Scully has been with the Dodgers since 1950, when they were in Brooklyn, and continued his career with them once the franchise moved to Los Angeles in 1958.
He was born in The Bronx and was raised in Washington Heights. Naturally, Scully grew up as a New York Giants fan before the team moved to San Francisco in 1958.
Scully said of working a seasonal job at the post office, “We would spend all the time slotting and arguing about who was better, Duke Snider or Willie Mays.”
That did not stop Scully from having a 67-year career calling play-by-plays for the Dodgers.
In 1958, the Los Angeles Dodgers became Southern California’s first Major League Baseball team. Many locals were inexperienced when it came to plays and how to interpret what was going on on the field, especially when the Dodgers initially played at the the Los Angeles Coliseum, holding exactly 37,607 more people than Dodger Stadium, which opened in 1962.
Transistor radios were common among fans attending a Dodgers game at the Coliseum, making Scully and partner Jerry Doggett the regular voices of the Dodgers.
What happened once the Dodgers were able to play in their own stadium?
The transistor radios remained a tradition among fans even at Dodger Stadium because watching a Dodger game is not the same without Scully’s play-by-plays, according to the eldest of fans.
A couple of Scully’s most famous calls noted on the Baseball Almanac are:
“All year long they looked to him [Kirk Gibson] to light the fire, and all year long he answered the demands. High fly ball into right field. She is gone! [pause] In a year that has been so improbable, the impossible has happened.”
“Forget it,” Scully said referring to a home run.
“Ladies and gentlemen, the Brooklyn Dodgers are the champions of the world,” he said of the 1955 World Series.
“Let’s all take a deep breath as we go to the most dramatic ninth inning in the history of baseball. I’m going to sit back, light up and hope I don’t chew the cigarette to pieces,” Scully said of the 1956 World Series, during Don Larsen’s perfect game.
In 2015, Scully announced his plans for the 2016 season. He said, “I would say, realistically — I don’t want any headlines — but next year would be the last one.”

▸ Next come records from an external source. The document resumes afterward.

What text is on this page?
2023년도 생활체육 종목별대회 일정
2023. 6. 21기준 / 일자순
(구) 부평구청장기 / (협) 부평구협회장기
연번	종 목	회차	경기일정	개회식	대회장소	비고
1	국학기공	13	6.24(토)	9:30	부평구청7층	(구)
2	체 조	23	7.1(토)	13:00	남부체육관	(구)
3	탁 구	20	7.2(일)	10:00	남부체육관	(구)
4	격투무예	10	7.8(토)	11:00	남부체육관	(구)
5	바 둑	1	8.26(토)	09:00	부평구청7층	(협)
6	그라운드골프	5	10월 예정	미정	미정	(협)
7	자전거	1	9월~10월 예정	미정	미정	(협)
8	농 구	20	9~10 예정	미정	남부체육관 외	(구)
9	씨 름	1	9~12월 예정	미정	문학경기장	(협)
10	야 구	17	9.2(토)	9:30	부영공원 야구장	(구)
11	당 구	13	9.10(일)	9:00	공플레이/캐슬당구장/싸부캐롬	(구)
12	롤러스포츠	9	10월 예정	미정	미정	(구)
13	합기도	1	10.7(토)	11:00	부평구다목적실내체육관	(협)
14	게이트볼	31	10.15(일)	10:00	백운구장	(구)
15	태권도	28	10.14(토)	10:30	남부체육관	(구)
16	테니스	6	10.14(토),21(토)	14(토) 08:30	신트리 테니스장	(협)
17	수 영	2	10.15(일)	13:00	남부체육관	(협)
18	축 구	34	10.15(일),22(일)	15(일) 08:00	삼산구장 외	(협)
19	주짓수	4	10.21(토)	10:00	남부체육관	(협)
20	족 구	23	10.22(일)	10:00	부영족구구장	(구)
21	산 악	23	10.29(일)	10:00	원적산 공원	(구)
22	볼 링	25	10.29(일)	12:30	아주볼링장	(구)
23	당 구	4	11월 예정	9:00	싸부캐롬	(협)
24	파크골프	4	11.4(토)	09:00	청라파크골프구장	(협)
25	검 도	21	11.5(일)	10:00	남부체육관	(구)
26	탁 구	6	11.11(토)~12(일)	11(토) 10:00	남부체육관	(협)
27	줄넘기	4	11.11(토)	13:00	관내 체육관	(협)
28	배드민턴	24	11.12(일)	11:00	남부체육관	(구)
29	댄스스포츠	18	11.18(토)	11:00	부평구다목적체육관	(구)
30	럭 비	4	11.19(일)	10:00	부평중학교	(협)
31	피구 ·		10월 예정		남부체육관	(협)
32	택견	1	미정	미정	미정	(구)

“How much longer can you go fooling people? Dear God, if you give me next year, I’ll hang it up. I do feel in my bones that will be enough. I’m sure the people will feel that will be enough, too. Enough is enough. Without a doubt, next year, my gosh, what’s that saying, talk about next year and make the devil laugh? I’m very wary of that.”
In April 2016, the Los Angeles City Council voted to rename Elysian Park Avenue, Vin Scully Avenue.

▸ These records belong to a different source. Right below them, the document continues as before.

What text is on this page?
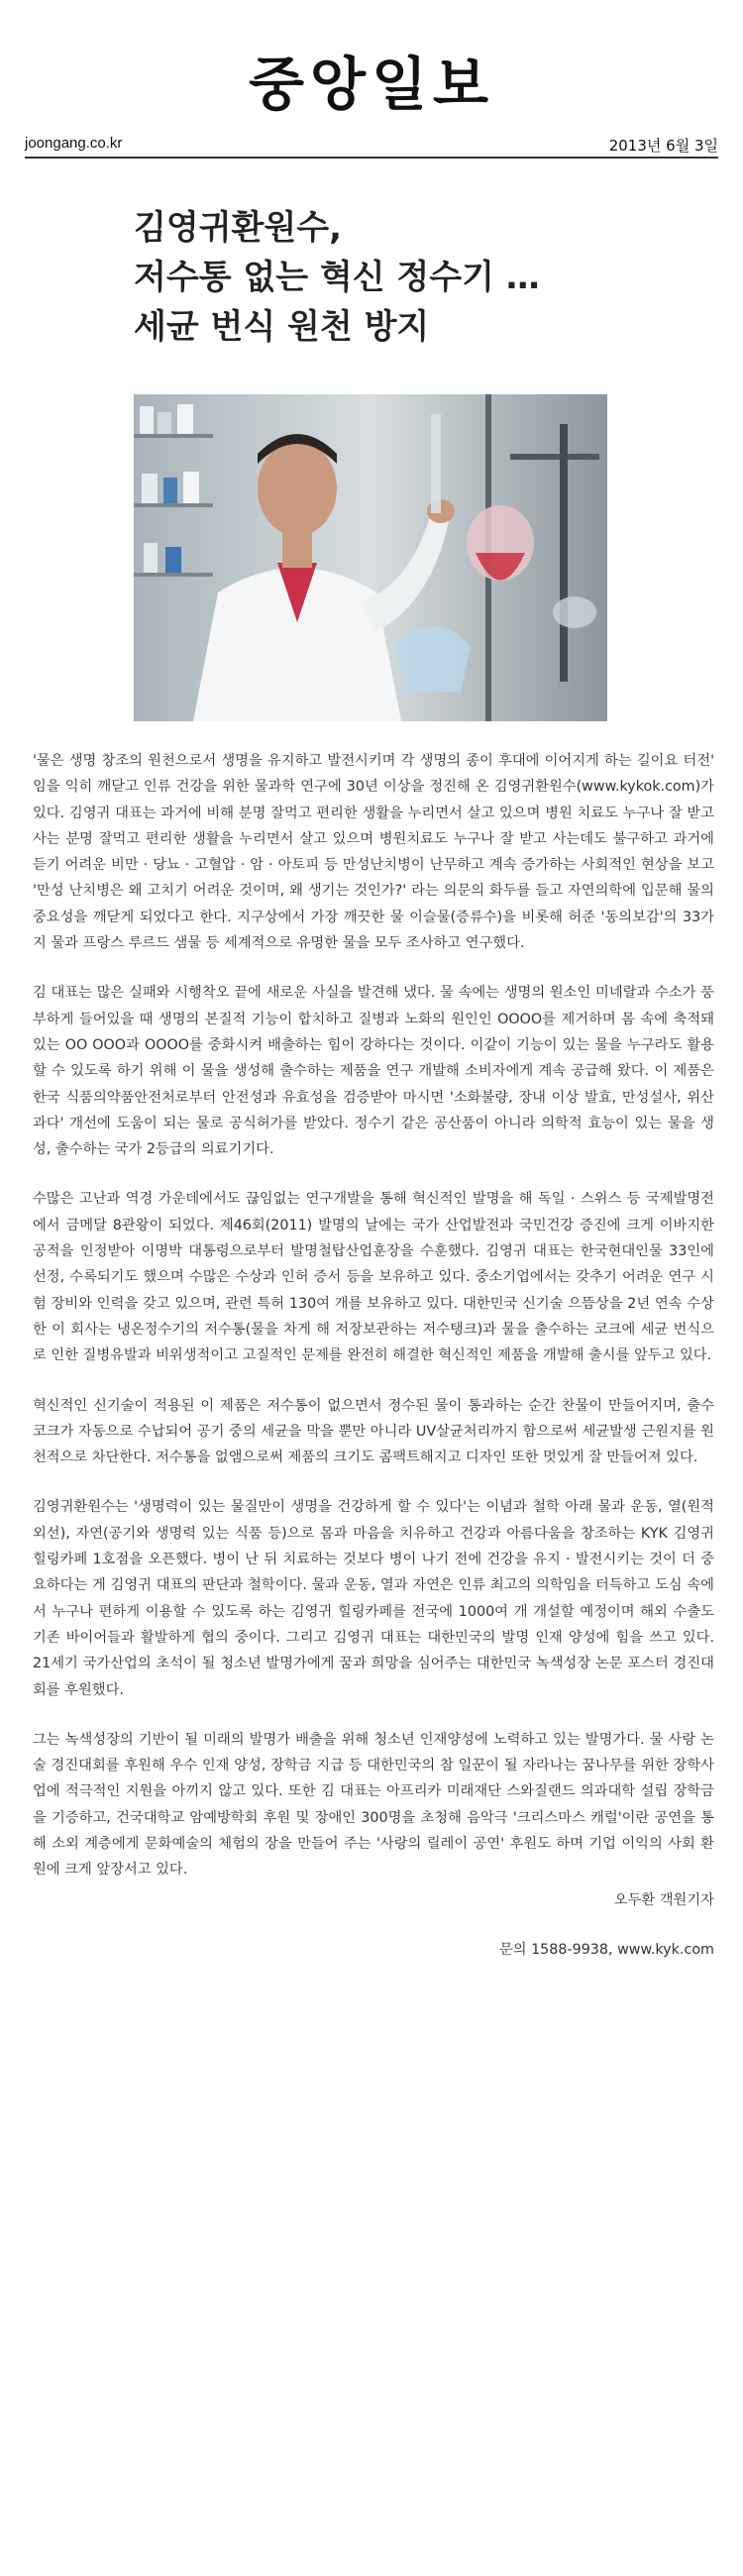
중앙일보
joongang.co.kr	2013년 6월 3일
김영귀환원수,
저수통 없는 혁신 정수기 …
세균 번식 원천 방지

'물은 생명 창조의 원천으로서 생명을 유지하고 발전시키며 각 생명의 종이 후대에 이어지게 하는 길이요 터전' 임을 익히 깨닫고 인류 건강을 위한 물과학 연구에 30년 이상을 정진해 온 김영귀환원수(www.kykok.com)가 있다. 김영귀 대표는 과거에 비해 분명 잘먹고 편리한 생활을 누리면서 살고 있으며 병원 치료도 누구나 잘 받고 사는 분명 잘먹고 편리한 생활을 누리면서 살고 있으며 병원치료도 누구나 잘 받고 사는데도 불구하고 과거에 듣기 어려운 비만 · 당뇨 · 고혈압 · 암 · 아토피 등 만성난치병이 난무하고 계속 증가하는 사회적인 현상을 보고 '만성 난치병은 왜 고치기 어려운 것이며, 왜 생기는 것인가?' 라는 의문의 화두를 들고 자연의학에 입문해 물의 중요성을 깨닫게 되었다고 한다. 지구상에서 가장 깨끗한 물 이슬물(증류수)을 비롯해 허준 '동의보감'의 33가지 물과 프랑스 루르드 샘물 등 세계적으로 유명한 물을 모두 조사하고 연구했다.

김 대표는 많은 실패와 시행착오 끝에 새로운 사실을 발견해 냈다. 물 속에는 생명의 원소인 미네랄과 수소가 풍부하게 들어있을 때 생명의 본질적 기능이 합치하고 질병과 노화의 원인인 OOOO를 제거하며 몸 속에 축적돼 있는 OO OOO과 OOOO를 중화시켜 배출하는 힘이 강하다는 것이다. 이같이 기능이 있는 물을 누구라도 활용할 수 있도록 하기 위해 이 물을 생성해 출수하는 제품을 연구 개발해 소비자에게 계속 공급해 왔다. 이 제품은 한국 식품의약품안전처로부터 안전성과 유효성을 검증받아 마시면 '소화불량, 장내 이상 발효, 만성설사, 위산과다' 개선에 도움이 되는 물로 공식허가를 받았다. 정수기 같은 공산품이 아니라 의학적 효능이 있는 물을 생성, 출수하는 국가 2등급의 의료기기다.

수많은 고난과 역경 가운데에서도 끊임없는 연구개발을 통해 혁신적인 발명을 해 독일 · 스위스 등 국제발명전에서 금메달 8관왕이 되었다. 제46회(2011) 발명의 날에는 국가 산업발전과 국민건강 증진에 크게 이바지한 공적을 인정받아 이명박 대통령으로부터 발명철탑산업훈장을 수훈했다. 김영귀 대표는 한국현대인물 33인에 선정, 수록되기도 했으며 수많은 수상과 인허 증서 등을 보유하고 있다. 중소기업에서는 갖추기 어려운 연구 시험 장비와 인력을 갖고 있으며, 관련 특허 130여 개를 보유하고 있다. 대한민국 신기술 으뜸상을 2년 연속 수상한 이 회사는 냉온정수기의 저수통(물을 차게 해 저장보관하는 저수탱크)과 물을 출수하는 코크에 세균 번식으로 인한 질병유발과 비위생적이고 고질적인 문제를 완전히 해결한 혁신적인 제품을 개발해 출시를 앞두고 있다.

혁신적인 신기술이 적용된 이 제품은 저수통이 없으면서 정수된 물이 통과하는 순간 찬물이 만들어지며, 출수 코크가 자동으로 수납되어 공기 중의 세균을 막을 뿐만 아니라 UV살균처리까지 함으로써 세균발생 근원지를 원천적으로 차단한다. 저수통을 없앰으로써 제품의 크기도 콤팩트해지고 디자인 또한 멋있게 잘 만들어져 있다.

김영귀환원수는 '생명력이 있는 물질만이 생명을 건강하게 할 수 있다'는 이념과 철학 아래 물과 운동, 열(원적외선), 자연(공기와 생명력 있는 식품 등)으로 몸과 마음을 치유하고 건강과 아름다움을 창조하는 KYK 김영귀 힐링카페 1호점을 오픈했다. 병이 난 뒤 치료하는 것보다 병이 나기 전에 건강을 유지 · 발전시키는 것이 더 중요하다는 게 김영귀 대표의 판단과 철학이다. 물과 운동, 열과 자연은 인류 최고의 의학임을 터득하고 도심 속에서 누구나 편하게 이용할 수 있도록 하는 김영귀 힐링카페를 전국에 1000여 개 개설할 예정이며 해외 수출도 기존 바이어들과 활발하게 협의 중이다. 그리고 김영귀 대표는 대한민국의 발명 인재 양성에 힘을 쓰고 있다. 21세기 국가산업의 초석이 될 청소년 발명가에게 꿈과 희망을 심어주는 대한민국 녹색성장 논문 포스터 경진대회를 후원했다.

그는 녹색성장의 기반이 될 미래의 발명가 배출을 위해 청소년 인재양성에 노력하고 있는 발명가다. 물 사랑 논술 경진대회를 후원해 우수 인재 양성, 장학금 지급 등 대한민국의 참 일꾼이 될 자라나는 꿈나무를 위한 장학사업에 적극적인 지원을 아끼지 않고 있다. 또한 김 대표는 아프리카 미래재단 스와질랜드 의과대학 설립 장학금을 기증하고, 건국대학교 암예방학회 후원 및 장애인 300명을 초청해 음악극 '크리스마스 캐럴'이란 공연을 통해 소외 계층에게 문화예술의 체험의 장을 만들어 주는 '사랑의 릴레이 공연' 후원도 하며 기업 이익의 사회 환원에 크게 앞장서고 있다.

오두환 객원기자

문의 1588-9938, www.kyk.com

At the unveiling of the newly named avenue, emcee Charlie Steiner said, “In a city of stars, we can make a pretty compelling case that Vin is the biggest and most popular of them all.”
Scully said to the fans in attendance, “I don’t know you, but I miss you. You have been so kind… just to hear you, your enthusiasm, the voices that come roaring out of the stands, there’s nothing like it.”
Sept. 19 marked the beginning of Scully’s last Dodgers-Giants broadcast at Dodger Stadium.
He will bid farewell to his iconic career in San Francisco on Oct. 2, during his last Dodgers-Giants broadcast at AT&T Park.
“I don’t want people to think this is Vin’s last whatever,” he said. “I just want them to enjoy the Giants and the Dodgers.”